Poetry Explorer- Classic Contemporary Poetry, HERITAGE, by THERESA VIRGINIA BEARD

Poetry Explorer

Classic and Contemporary Poetry

HERITAGE, by            
First Line: Thou art fairer than the lilies that grow beside the pool
Last Line: Of the little wind-blown flower that in my garden grew.
Subject(s): Ancestors & Ancestry; Heritage; Heredity


Thou art fairer than the lilies that grow beside the pool,
As dew upon the lilies on my breast thy lips are cool;
Thy breath hath caught the fragrance of the winds that love to stir
Beneath the budding branches of my bed of lavender.

Like the nectarines that ripened upon the southern wall
Thy rosy cheeks how sweet they are, how softly round and small;
And thine eyes are like the flower whose name I do not know
That in the shady corner of my garden used to grow.


Oh! they broke into my garden, they brought no holy priest,
No sacrament they offered me, they made no marriage feast;
Yet the Wedding Guest of Cana beside me must have been,
Or whence this living water in the red wine-cup of sin?

I have eaten the wild honey stored by the wandering bees,
Have crushed my fallen roses and breathed attar from the lees,
Found a shade-tree in the desert and in the midnight hills
Have drunk reviving liquor from life's old forbidden stills.


For they drove me from my garden; an exile past recall,
A goodly heritage I found beyond that garden wall.
Heir of an ancient line am I, as old as history,
The exiles of the Ages leave their legacies to me.

Mine is the alabaster box whose costly spikenard poured
Upon the weary feet of Him whom Mary owned her Lord.
Its treasured secrets are mine own; its mystic seal I keep;
I break it, empty it in song, -- to hush a child to sleep.


Here is the seed Eve took with her when weeping she was sent
From the Garden of the Rivers in endless banishment.
This stain upon the cover is a sign upon it laid
By an unremembered woman, the far mysterious maid

Of the country East of Eden, -- Cain's dark kiss upon her fell.
And this vial, once was Hagar's, filled with tears of Ishmael.
Here is a song of Bathsheba's, the lowly Hittite's bride,
She sang it to King David's son, the nameless one, who died.

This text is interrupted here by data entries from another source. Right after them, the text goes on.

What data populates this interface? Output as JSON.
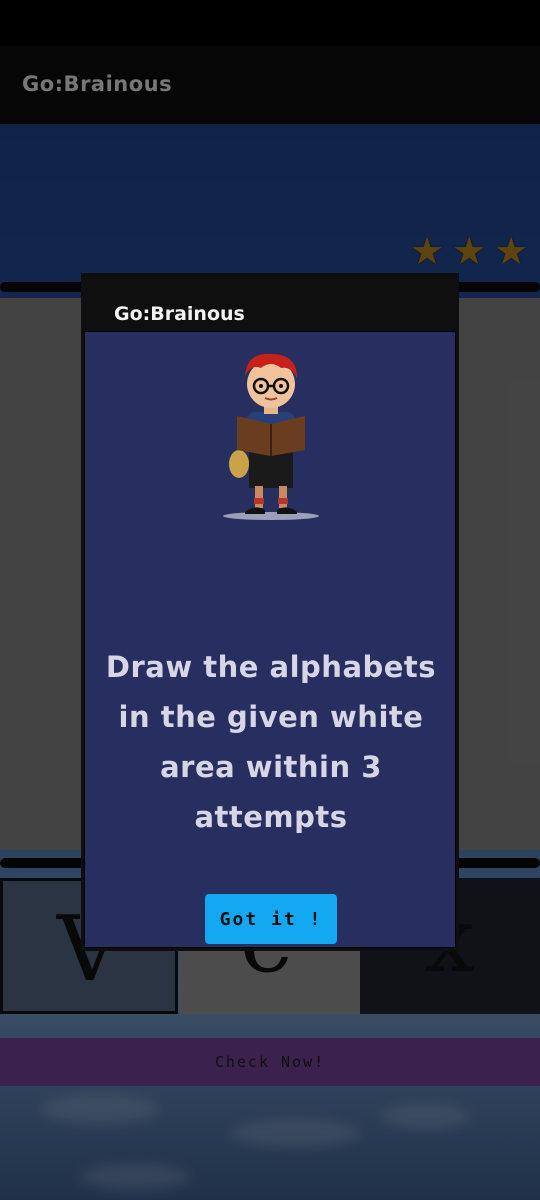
{
  "app": {
    "title": "Go:Brainous"
  },
  "rating": {
    "stars": 3
  },
  "tiles": [
    {
      "letter": "V"
    },
    {
      "letter": "e"
    },
    {
      "letter": "x"
    }
  ],
  "check_button": {
    "label": "Check Now!"
  },
  "dialog": {
    "title": "Go:Brainous",
    "message": "Draw the alphabets in the given white area within 3 attempts",
    "button_label": "Got it !"
  },
  "colors": {
    "app_bar": "#0b0b0b",
    "dialog_body": "#262f60",
    "got_it_button": "#14a8f2",
    "check_button": "#6b3f8c",
    "star": "#a97a1d"
  }
}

These are the words the Master spake, memorial of her,
The wasteful one of Magdala who spilled her precious myrrh.
Here are withered berries perfumed with the Passion-Flower's breath,
And saving drops distilled from the poison-plants of Death.

Ah! at last, at last, thou'rt sleeping; thy Mother too would rest;
And should neither of us waken, it may be it were best.
Thou art fairer than the lilies, -- thine eyes have caught the blue
Of the little wind-blown flower that in my garden grew.